Je lâchai ça, sur sa tenue, sa position dominante, le regardant droit dans les yeux. Si lui était le prédateur, j’étais de toute évidence la proie. Mais très vite, les places ne me semblaient plus si bien définies. Parce que je ne me sentais pas non plus en position de faiblesse, que je savais lire le langage des traqueurs, et qu’en tant que proie, j’avais appris à les comprendre, à les anticiper, à les désamorcer. Et à les fuir. Pourtant, j’avais l’impression que chacun de mes mots ne faisaient que jeter de l’huile sur le feu qu’il y avait entre nous. A un point ou je ne savais plus si je le déstabilisai ou si je le contentai dans sa position de prédateur. Si je ne m’affichai pas en tant que proie, il n’aurait aucune raison de vouloir me chasser. Si je m’affirmai comme dominante, il voudrait me prouver que je ne suis pas de cette trempe. Et si j’étais sa proie… alors j’étais finie. Rien de plus. Rien de moins. Il n’y avait aucun gagnant derrière cette joute verbale qui n’en finissait pas. Et cet homme qui se cachait derrière ses grands mots pour ne pas admettre ce qu’il était : personne, a priori. Rien d’autre qu’un « rien » visible, qu’une ombre. Et qu’il n’en était sans doute pas si heureux que ça. Pour l’honneur, peut-être. Pour la cause, sûrement. Mais aucune cause de vaut sérieusement la peine de sacrifier des vies. Encore moins la sienne.

« Tu n’es qu’un lionceau effrayé qui veut être le roi de la jungle. »

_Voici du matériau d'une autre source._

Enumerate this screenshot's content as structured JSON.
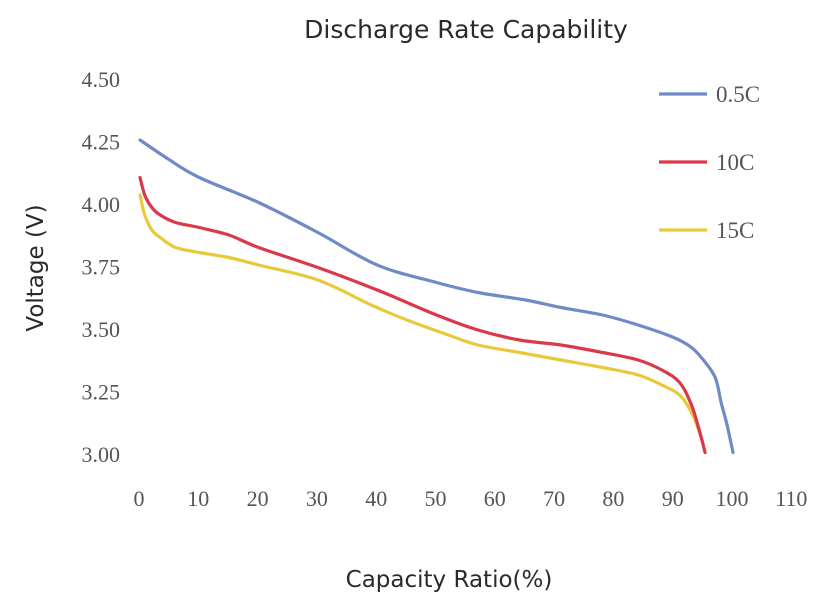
{
  "chart_data": {
    "type": "line",
    "title": "Discharge Rate Capability",
    "xlabel": "Capacity Ratio(%)",
    "ylabel": "Voltage  (V)",
    "xlim": [
      0,
      110
    ],
    "ylim": [
      3.0,
      4.5
    ],
    "x_ticks": [
      "0",
      "10",
      "20",
      "30",
      "40",
      "50",
      "60",
      "70",
      "80",
      "90",
      "100",
      "110"
    ],
    "x_tick_values": [
      0,
      10,
      20,
      30,
      40,
      50,
      60,
      70,
      80,
      90,
      100,
      110
    ],
    "y_ticks": [
      "3.00",
      "3.25",
      "3.50",
      "3.75",
      "4.00",
      "4.25",
      "4.50"
    ],
    "y_tick_values": [
      3.0,
      3.25,
      3.5,
      3.75,
      4.0,
      4.25,
      4.5
    ],
    "grid": false,
    "legend_position": "top-right",
    "series": [
      {
        "name": "0.5C",
        "color": "#6f8bc6",
        "x": [
          0,
          5,
          10,
          20,
          30,
          40,
          50,
          57,
          65,
          71,
          78,
          84,
          90,
          93,
          95,
          97,
          98,
          99,
          100
        ],
        "y": [
          4.26,
          4.18,
          4.11,
          4.01,
          3.89,
          3.76,
          3.69,
          3.65,
          3.62,
          3.59,
          3.56,
          3.52,
          3.47,
          3.43,
          3.38,
          3.31,
          3.21,
          3.12,
          3.01
        ]
      },
      {
        "name": "10C",
        "color": "#d9394a",
        "x": [
          0,
          0.8,
          2,
          3.4,
          6,
          10,
          15,
          20,
          30,
          40,
          50,
          57,
          64,
          71,
          78,
          84,
          88,
          91,
          93,
          94.3,
          95.3
        ],
        "y": [
          4.11,
          4.04,
          3.99,
          3.96,
          3.93,
          3.91,
          3.88,
          3.83,
          3.75,
          3.66,
          3.56,
          3.5,
          3.46,
          3.44,
          3.41,
          3.38,
          3.34,
          3.29,
          3.2,
          3.1,
          3.01
        ]
      },
      {
        "name": "15C",
        "color": "#e8c93a",
        "x": [
          0,
          0.8,
          2,
          3.4,
          6,
          10,
          15,
          20,
          30,
          39,
          45,
          52,
          57,
          64,
          71,
          78,
          84,
          88,
          91,
          93,
          94.5,
          95.3
        ],
        "y": [
          4.04,
          3.96,
          3.9,
          3.87,
          3.83,
          3.81,
          3.79,
          3.76,
          3.7,
          3.6,
          3.54,
          3.48,
          3.44,
          3.41,
          3.38,
          3.35,
          3.32,
          3.28,
          3.24,
          3.17,
          3.08,
          3.01
        ]
      }
    ]
  }
}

Déclaration franche. C’était ce que je ressentais. Et ce que je savais pour le coup, le voyant mis à mal par une simple rencontre d’un soir pour des bêtises de séduction et de jeu. Un petit garçon qui grognait pour avoir le pouvoir, la considération des autres. Qui clamait après, sans savoir comment l’obtenir. Ou alors, parce que c’était moi, parce que j’étais trop brute, aussi explosive que ces volcans qui construisent des montagnes, que ces montagnes qui forgent des îles… Et trop au fait du mensonge, en finalité.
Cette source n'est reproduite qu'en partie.